I bring it up, because unless tanks have either adequate defenses, or adequate healing opportunities then it's not going to be a job anyone's really going to want.

In 4e (which the whole HS thing rotates around), tanks were more tanks by control ability... They had a bit more HP (usually 1 more per level.. give or take Con score difference), and defenses were such that they didn't always have the highest defense...

Basically if you take away the ability to heal, they will just control themselves to death... So other things are of course going to need to adjust.
 

I played a shielding swordmage (coronal guard) from levels 1-15 and I give the designers credit they really made so a defender can do his job. my swordmage took some royal beatings and chewed through his surges at an astonishing rate not a bad thing imho after all his job was to take the hits away from others but it usually didn't take long for opponents to figure out that my mark was their problem and come calling. So what happens when your defender runs out of surges... game over.

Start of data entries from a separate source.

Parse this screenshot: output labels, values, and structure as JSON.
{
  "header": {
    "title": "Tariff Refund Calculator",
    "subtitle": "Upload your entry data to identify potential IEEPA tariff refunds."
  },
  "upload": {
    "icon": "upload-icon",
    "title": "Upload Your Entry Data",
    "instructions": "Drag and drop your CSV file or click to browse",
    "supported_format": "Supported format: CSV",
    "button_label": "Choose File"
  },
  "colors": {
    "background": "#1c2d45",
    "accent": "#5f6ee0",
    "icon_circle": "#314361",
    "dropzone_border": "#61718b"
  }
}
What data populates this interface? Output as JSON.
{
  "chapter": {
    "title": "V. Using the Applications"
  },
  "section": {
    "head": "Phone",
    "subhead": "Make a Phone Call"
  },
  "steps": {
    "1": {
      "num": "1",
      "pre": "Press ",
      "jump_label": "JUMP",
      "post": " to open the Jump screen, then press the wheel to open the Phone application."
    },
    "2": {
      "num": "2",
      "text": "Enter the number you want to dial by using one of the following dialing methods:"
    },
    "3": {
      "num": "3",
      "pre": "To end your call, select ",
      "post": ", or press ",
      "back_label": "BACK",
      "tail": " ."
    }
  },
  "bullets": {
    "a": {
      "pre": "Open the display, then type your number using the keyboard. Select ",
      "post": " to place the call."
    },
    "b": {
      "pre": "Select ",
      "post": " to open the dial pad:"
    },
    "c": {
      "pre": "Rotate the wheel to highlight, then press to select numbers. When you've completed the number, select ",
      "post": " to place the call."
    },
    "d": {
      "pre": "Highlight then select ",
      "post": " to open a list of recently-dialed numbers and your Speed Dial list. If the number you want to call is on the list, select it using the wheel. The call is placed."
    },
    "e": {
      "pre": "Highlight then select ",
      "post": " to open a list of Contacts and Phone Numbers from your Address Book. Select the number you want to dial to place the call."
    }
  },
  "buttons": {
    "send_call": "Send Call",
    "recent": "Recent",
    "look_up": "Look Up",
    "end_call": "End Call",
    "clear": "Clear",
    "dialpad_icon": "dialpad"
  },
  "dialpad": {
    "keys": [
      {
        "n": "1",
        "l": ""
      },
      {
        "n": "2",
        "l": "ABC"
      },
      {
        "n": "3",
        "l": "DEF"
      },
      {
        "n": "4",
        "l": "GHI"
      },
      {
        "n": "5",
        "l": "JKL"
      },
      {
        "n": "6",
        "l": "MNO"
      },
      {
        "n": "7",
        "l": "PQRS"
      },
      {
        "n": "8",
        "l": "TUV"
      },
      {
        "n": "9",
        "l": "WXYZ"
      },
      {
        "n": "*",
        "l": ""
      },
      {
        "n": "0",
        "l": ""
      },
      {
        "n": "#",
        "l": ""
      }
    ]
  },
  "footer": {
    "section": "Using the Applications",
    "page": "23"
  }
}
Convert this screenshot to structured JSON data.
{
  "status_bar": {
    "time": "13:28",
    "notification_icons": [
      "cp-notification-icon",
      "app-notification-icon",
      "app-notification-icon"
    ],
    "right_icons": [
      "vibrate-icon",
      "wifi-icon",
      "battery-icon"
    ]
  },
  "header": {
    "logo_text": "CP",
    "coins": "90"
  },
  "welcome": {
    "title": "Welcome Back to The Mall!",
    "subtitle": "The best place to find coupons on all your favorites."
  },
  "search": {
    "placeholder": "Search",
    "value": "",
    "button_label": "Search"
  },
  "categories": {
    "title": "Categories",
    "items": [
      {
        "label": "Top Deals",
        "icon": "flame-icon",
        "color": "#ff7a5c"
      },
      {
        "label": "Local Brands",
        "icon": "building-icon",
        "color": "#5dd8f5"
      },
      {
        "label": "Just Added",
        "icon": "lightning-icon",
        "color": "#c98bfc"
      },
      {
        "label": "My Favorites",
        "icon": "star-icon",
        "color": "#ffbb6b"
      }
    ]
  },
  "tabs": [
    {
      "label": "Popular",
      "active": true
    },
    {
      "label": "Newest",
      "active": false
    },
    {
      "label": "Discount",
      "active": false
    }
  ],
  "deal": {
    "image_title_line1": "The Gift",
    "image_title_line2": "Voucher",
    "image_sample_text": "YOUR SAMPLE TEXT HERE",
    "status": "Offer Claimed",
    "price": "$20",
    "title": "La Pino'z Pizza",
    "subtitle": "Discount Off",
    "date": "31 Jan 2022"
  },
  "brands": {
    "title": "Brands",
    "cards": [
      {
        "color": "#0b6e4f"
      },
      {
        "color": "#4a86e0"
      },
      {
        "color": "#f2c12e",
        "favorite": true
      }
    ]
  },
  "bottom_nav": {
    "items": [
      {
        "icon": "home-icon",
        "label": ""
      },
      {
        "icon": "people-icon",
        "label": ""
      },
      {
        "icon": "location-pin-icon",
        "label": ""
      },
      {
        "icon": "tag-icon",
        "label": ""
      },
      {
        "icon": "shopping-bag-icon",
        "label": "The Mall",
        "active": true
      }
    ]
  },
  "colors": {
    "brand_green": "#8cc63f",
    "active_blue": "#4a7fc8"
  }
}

I'd have liked to be a fly on the wall because even a moderately well-built Shielding Swordmage is not easy to hit or get through its surges if people are playing at all smart. You can only nerf one attack/round and only mark one enemy at a time prior to Paragon, which you can them mark 2 if they're close enough together. You'll definitely be taking more hits than other characters but it should not be exraordinarily out-of-ratio to other characters.